Me gusta una canción que desparrama. Seis minutos o más. Lo que adoro es el potencial – la canción tiene más espacio para estirarse y transformarse. Hay una recompensa al final para lo que sea que tantea al principio. Cuando la canción escala y todos los instrumentos se atropellan en su hambriento crescendo, Lucy Dacus exprime el sentimiento final en los coros: “In five years I hope the songs feel like covers / dedicated to new lovers” (“En cinco años espero que las canciones parezcan versiones / dedicadas a nuevos amantes”).

Ese es el milagro, también.
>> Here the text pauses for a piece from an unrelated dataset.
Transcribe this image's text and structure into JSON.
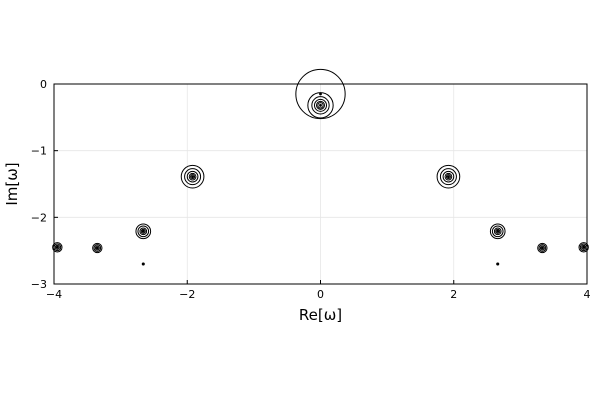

Lo imposible no está en la ruptura, sino en lo que sea que venga después. El mismo hecho de que alguien pueda escribir una canción de amor y después una canción de desamor sobre la misma persona. Lo que pasa cuando la gente está con alguien y no puede imaginar un mundo sin esa persona. Lo que pasa cuando la gente deja de querer a alguien y no puede imaginar el mundo que tenían antes. La canción, convirtiéndose en algo más nuevo y mejor a medida que una vieja herida se cierra, o una nueva herida se abre. La luz rosada del amanecer es bálsamo o cicatriz, depende de quién esté mirando y de qué ofreció la noche, o qué se llevó consigo.